NOTE

Neura’s Reported €1B Round Sits on Top of a Much Broader Expansion Story

The reported Tether-backed financing is notable on its own, but it also lands after a year of product expansion, acquisitions, and industrial partnerships at NEURA Robotics.

Bloomberg reported this week that NEURA Robotics is raising about €1 billion in a round backed by Tether, the issuer of USDT, at a reported valuation of around €4 billion. The round was described as in progress rather than fully closed, but even at that stage it would sit among the largest financings discussed around humanoid robotics.

What makes it more interesting is that the story was already circulating before. Back in November 2025, the Financial Times reported that Tether was in advanced talks to lead a €1 billion NEURA round too, but at a much higher reported valuation range of €8 billion to €10 billion. Bloomberg’s March report makes that earlier funding narrative look less like a one-off rumor and more like a deal process that has been moving around over time.

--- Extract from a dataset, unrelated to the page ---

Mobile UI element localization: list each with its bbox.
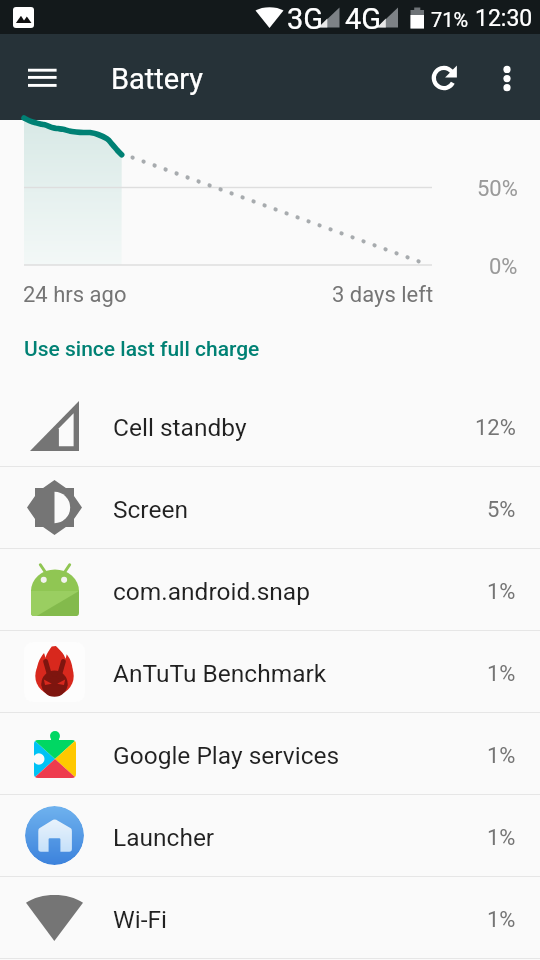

For people less familiar, NEURA is a German robotics company founded in 2019 in Metzingen. It has been one of the more aggressive European names in cognitive and humanoid robotics, with 4NE-1 sitting at the center of that broader push.

The setup also did not come out of nowhere. NEURA closed a €120 million Series B in January 2025, then kept stacking expansion moves across the year. In May, it acquired B.A.H. Industrial Solutions. In October, it acquired ek robotics, adding an established AGV and mobile robotics business. Then in November, it announced a strategic humanoid robotics partnership with Schaeffler focused on component development, deployment, and industrial integration.

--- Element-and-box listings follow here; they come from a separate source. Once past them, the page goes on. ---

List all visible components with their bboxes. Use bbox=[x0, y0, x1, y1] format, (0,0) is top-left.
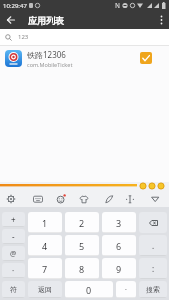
staticText: - bbox=[12, 231, 15, 242]
button[interactable]: @ bbox=[2, 246, 25, 261]
button[interactable]: . bbox=[139, 235, 167, 256]
staticText: 0 bbox=[86, 284, 92, 296]
button[interactable] bbox=[4, 192, 18, 206]
staticText: + bbox=[11, 214, 16, 225]
button[interactable] bbox=[0, 11, 22, 29]
staticText: 10:29:47 bbox=[3, 2, 27, 10]
staticText: . bbox=[152, 240, 155, 251]
staticText: 搜索 bbox=[146, 285, 160, 294]
staticText: 9 bbox=[116, 263, 122, 275]
button[interactable]: · bbox=[116, 281, 136, 298]
staticText: 符 bbox=[10, 285, 17, 294]
staticText: 6 bbox=[116, 240, 122, 252]
staticText: 5 bbox=[79, 240, 85, 252]
staticText: 8 bbox=[79, 263, 85, 275]
staticText: 应用列表 bbox=[28, 15, 64, 26]
button[interactable] bbox=[148, 192, 162, 206]
button[interactable]: 符 bbox=[2, 281, 25, 298]
button[interactable] bbox=[123, 192, 137, 206]
staticText: · bbox=[125, 285, 127, 295]
button[interactable]: 5 bbox=[65, 235, 99, 256]
button[interactable] bbox=[140, 52, 152, 64]
button[interactable]: 返回 bbox=[28, 281, 62, 298]
button[interactable] bbox=[31, 192, 45, 206]
button[interactable]: 1 bbox=[28, 212, 62, 233]
button[interactable]: 4 bbox=[28, 235, 62, 256]
staticText: 铁路12306 bbox=[27, 49, 66, 60]
staticText: 123 bbox=[18, 33, 29, 41]
staticText: com.MobileTicket bbox=[27, 61, 73, 68]
staticText: · bbox=[12, 265, 15, 276]
button[interactable]: 2 bbox=[65, 212, 99, 233]
button[interactable] bbox=[102, 192, 116, 206]
button[interactable]: 9 bbox=[102, 258, 136, 279]
staticText: 1 bbox=[42, 217, 48, 229]
button[interactable]: - bbox=[2, 229, 25, 244]
button[interactable]: 铁路12306 bbox=[0, 46, 169, 77]
button[interactable]: 8 bbox=[65, 258, 99, 279]
button[interactable]: 3 bbox=[102, 212, 136, 233]
staticText: 返回 bbox=[38, 285, 52, 294]
button[interactable]: + bbox=[2, 212, 25, 227]
button[interactable]: 6 bbox=[102, 235, 136, 256]
button[interactable]: 搜索 bbox=[139, 281, 167, 298]
staticText: @ bbox=[10, 249, 17, 259]
button[interactable] bbox=[54, 192, 68, 206]
button[interactable]: 7 bbox=[28, 258, 62, 279]
button[interactable]: : bbox=[139, 258, 167, 279]
button[interactable]: · bbox=[2, 263, 25, 278]
staticText: 3 bbox=[116, 217, 122, 229]
button[interactable] bbox=[139, 212, 167, 233]
button[interactable]: 123 bbox=[0, 29, 169, 45]
staticText: 4 bbox=[42, 240, 48, 252]
button[interactable] bbox=[77, 192, 91, 206]
staticText: 2 bbox=[79, 217, 85, 229]
button[interactable] bbox=[153, 11, 169, 29]
staticText: 7 bbox=[42, 263, 48, 275]
staticText: : bbox=[152, 263, 155, 274]
button[interactable]: 0 bbox=[65, 281, 113, 298]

That broader context matters. The reported financing is big on its own, but it also lands after a year in which NEURA kept building around products, industrial capability, and partnerships rather than just pushing one humanoid headline. Bloomberg later reported that Amazon and Sheikh Hamad bin Jassim bin Jaber Al Thani joined the latest round as well, which only adds to the sense that NEURA is now being treated as one of the bigger European names in the category.

So the reported €1 billion round matters not just because of the number, but because of the context around it. If it closes anywhere near the reported scale, it would reinforce NEURA’s position as one of Europe’s most ambitious humanoid and cognitive robotics companies, while showing how much capital is still being directed toward a small group of perceived category leaders. That final line is an inference from the reported financing activity and expansion moves above.